Mais depuis que j'avais discuté avec mes colocataires de bungalow, je réfléchissais beaucoup, à ce que je ressentais, à l'attitude de Paul, à mon couple, à la multiplication de mes sorties, parfois trop arrosées.
« Tu dis que je suis trop sage, pourtant, dernièrement, j'ai l'impression d'avoir fait beaucoup de bêtises », lui écrivais-je
« Comme quoi ? », m'écrivit-il.
« La semaine dernière, j'ai picolé tous les soirs et j'ai raconté des choses très intimes à mes coloc »
« Ça va, Il y a pire »
« Cet été, j'ai pris le volant alors que j'étais bourrée »
« Ça m'est arrivé aussi »
« Oui, mais moi, j'ai quatre blondes qui m'attendent à la maison »
« Moi aussi, lol »
« Dure d'être sérieuse avec toi, Paul »
« Non, mais je comprends »
« Et il y a encore un an, j'aurais trouvé choquant et ridicule une mère de famille qui passe la nuit dans les bras d'un gars beaucoup trop jeune et trop mignon. »

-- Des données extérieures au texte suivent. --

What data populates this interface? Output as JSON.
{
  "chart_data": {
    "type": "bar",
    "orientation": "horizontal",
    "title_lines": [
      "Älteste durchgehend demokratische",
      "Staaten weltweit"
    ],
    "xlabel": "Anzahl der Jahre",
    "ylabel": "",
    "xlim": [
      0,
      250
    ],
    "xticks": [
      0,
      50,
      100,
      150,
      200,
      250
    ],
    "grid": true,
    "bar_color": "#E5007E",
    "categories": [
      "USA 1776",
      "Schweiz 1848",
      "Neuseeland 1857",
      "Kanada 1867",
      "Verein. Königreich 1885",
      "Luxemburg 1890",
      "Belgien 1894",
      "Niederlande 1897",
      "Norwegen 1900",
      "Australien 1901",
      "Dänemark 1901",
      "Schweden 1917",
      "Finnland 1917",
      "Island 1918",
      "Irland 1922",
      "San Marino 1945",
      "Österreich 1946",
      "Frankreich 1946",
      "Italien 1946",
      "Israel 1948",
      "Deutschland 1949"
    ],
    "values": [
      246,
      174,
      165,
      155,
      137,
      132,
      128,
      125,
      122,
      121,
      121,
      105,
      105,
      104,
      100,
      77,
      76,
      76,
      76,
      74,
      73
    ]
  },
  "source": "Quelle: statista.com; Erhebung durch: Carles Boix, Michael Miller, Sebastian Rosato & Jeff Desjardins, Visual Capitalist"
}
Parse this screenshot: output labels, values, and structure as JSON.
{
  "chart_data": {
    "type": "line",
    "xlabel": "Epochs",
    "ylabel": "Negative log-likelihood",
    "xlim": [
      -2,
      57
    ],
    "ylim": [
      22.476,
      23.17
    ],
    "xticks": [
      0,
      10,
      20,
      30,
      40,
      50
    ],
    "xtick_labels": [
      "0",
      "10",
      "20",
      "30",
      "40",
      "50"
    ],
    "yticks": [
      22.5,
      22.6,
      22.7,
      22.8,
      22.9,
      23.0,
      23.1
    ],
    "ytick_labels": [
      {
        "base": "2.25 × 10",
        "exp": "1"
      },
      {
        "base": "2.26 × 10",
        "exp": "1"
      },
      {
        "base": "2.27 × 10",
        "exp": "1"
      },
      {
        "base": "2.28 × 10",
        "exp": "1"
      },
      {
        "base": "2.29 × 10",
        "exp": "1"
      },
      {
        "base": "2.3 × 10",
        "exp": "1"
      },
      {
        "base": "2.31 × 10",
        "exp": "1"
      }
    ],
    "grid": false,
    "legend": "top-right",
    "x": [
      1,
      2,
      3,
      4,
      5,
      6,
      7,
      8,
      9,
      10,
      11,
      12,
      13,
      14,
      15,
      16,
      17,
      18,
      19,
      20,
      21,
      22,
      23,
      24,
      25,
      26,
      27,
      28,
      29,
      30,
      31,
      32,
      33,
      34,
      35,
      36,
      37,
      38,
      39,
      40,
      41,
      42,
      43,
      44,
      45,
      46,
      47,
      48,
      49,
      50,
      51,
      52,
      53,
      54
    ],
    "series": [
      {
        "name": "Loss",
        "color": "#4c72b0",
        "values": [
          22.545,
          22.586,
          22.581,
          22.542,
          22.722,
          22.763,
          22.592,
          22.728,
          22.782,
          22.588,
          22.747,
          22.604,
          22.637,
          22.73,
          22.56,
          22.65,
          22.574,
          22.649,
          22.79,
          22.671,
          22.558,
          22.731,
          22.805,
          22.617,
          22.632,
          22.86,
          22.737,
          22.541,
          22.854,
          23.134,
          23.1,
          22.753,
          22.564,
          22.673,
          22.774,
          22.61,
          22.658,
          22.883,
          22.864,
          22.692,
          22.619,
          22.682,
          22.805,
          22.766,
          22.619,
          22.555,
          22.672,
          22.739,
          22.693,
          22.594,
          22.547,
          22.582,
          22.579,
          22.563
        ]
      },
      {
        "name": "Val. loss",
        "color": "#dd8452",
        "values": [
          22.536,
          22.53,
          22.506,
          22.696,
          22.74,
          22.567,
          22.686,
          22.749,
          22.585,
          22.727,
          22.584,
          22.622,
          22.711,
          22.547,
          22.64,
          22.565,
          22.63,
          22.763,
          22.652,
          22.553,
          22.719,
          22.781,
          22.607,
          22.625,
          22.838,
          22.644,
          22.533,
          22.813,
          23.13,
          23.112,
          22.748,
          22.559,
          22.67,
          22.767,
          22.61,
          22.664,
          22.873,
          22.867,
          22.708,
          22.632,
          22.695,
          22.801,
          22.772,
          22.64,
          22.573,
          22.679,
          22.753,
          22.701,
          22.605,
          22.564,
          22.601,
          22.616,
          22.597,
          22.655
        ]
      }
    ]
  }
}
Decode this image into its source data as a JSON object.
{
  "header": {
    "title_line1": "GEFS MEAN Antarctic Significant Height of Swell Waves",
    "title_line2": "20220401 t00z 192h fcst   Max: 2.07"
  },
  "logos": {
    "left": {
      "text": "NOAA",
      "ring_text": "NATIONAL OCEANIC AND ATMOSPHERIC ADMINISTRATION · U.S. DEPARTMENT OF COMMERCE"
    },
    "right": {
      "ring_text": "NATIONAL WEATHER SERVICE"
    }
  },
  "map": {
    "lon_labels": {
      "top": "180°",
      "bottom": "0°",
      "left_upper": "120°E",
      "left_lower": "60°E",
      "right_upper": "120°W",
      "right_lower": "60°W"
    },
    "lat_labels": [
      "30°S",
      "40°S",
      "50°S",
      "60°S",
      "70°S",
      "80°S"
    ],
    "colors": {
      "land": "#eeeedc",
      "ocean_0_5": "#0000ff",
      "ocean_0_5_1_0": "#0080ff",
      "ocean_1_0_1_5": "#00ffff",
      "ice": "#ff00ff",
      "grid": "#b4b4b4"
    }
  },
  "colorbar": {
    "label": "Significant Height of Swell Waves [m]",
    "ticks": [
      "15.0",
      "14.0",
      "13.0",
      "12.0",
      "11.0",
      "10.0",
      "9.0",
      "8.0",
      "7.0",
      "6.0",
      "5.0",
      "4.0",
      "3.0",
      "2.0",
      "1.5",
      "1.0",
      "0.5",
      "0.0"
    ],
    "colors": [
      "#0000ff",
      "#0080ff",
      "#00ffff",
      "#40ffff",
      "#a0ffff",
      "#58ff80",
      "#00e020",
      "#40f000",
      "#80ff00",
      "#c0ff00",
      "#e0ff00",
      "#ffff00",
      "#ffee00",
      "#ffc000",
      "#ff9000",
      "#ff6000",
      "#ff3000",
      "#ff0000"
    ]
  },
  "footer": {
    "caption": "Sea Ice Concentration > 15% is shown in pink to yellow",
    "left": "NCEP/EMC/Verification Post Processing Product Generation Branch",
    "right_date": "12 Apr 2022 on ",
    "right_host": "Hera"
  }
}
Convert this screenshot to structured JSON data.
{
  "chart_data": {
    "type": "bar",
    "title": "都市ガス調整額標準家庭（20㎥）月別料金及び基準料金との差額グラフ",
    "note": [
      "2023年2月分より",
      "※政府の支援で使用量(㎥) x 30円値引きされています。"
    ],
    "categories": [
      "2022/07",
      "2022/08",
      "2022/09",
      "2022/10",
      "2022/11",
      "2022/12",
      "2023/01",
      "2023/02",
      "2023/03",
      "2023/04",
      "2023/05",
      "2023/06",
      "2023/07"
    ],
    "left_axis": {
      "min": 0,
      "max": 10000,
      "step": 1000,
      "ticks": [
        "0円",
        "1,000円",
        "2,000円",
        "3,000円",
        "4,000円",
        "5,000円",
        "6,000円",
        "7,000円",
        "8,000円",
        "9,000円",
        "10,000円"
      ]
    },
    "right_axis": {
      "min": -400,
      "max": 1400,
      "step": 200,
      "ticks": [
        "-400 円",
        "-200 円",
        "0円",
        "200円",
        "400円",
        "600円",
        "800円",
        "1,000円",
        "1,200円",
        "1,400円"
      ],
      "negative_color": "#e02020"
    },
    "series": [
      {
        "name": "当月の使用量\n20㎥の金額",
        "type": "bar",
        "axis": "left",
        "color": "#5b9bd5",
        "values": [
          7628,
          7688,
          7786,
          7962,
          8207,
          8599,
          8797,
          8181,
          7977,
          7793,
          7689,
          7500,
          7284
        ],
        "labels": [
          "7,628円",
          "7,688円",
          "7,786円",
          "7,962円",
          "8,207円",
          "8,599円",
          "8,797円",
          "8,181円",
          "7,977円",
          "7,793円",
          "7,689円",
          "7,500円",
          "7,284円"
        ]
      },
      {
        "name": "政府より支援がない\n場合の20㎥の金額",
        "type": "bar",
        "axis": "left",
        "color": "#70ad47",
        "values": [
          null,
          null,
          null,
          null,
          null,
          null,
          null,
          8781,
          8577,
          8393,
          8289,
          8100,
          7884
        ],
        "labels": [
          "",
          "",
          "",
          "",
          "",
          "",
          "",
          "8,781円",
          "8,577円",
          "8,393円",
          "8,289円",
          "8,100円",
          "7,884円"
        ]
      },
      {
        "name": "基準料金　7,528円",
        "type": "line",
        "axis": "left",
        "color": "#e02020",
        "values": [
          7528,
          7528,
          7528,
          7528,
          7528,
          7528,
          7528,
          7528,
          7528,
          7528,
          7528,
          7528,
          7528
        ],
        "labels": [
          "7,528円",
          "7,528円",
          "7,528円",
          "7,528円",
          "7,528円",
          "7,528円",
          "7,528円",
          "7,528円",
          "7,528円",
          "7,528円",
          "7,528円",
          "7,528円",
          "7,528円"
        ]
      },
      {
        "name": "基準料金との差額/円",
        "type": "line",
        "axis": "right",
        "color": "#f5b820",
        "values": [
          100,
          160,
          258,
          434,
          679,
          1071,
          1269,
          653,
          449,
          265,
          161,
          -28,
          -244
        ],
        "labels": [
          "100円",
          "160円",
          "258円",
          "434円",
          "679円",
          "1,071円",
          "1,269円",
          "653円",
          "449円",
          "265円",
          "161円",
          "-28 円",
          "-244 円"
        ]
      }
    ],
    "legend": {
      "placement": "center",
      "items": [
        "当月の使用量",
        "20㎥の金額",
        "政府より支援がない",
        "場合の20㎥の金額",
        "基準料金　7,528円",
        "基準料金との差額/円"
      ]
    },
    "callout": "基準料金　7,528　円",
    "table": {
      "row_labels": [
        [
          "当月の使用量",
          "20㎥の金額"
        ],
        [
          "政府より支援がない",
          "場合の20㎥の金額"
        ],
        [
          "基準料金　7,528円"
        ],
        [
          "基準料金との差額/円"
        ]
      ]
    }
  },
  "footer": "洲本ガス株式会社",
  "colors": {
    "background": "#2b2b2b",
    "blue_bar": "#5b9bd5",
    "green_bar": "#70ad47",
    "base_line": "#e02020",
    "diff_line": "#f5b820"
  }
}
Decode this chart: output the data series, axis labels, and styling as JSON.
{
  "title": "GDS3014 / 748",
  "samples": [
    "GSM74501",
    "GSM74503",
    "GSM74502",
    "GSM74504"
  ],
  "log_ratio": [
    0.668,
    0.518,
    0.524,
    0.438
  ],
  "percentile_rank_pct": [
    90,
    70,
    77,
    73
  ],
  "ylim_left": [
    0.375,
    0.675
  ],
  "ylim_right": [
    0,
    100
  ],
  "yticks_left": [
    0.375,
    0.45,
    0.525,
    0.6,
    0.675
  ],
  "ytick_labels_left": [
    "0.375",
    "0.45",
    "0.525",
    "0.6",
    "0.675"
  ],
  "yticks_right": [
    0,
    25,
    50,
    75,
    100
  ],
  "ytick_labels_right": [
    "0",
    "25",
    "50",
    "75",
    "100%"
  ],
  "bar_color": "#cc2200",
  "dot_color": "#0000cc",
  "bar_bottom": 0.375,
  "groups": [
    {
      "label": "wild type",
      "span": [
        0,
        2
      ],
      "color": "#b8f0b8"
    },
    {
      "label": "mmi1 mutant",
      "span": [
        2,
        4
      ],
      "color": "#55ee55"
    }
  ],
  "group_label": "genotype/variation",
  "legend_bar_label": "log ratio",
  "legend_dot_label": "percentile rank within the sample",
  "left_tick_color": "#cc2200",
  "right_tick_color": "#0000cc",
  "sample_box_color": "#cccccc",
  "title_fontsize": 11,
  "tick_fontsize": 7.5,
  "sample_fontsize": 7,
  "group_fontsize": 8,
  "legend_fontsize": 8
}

« Ça ce n'est rien. Il n'y a rien de choquant. On a passé une bonne soirée. Rien de grave. Et tu n'as pas à en avoir honte, non plus.
Je ne vois pas pourquoi ? »
« Je n'ai pas honte, mais il y a trop de choses qui me trottent dans la tête tout le temps. »
« C'est la vie...
On se pose tous pleins de questions, c'est normal »
C'était étrange, il était mon confident, mais aussi, l'objet de confidences, que j'avais de plus en plus envie de lui faire. Il trottait dans ma tête, à longueur de journée. Même en travaillant, en dormant ou en pratiquant mon sport, il n'était jamais loin et je l'aurais voulu encore plus proche. Pourtant, mes espoirs de lui plaire réellement, étaient minces. Mais j'avais l'impression de déborder et il était sûrement la seule personne auprès duquel je pouvais soulager mes états d'âme.
Mais comment ne pas me ridiculiser en lui avouant mes sentiments.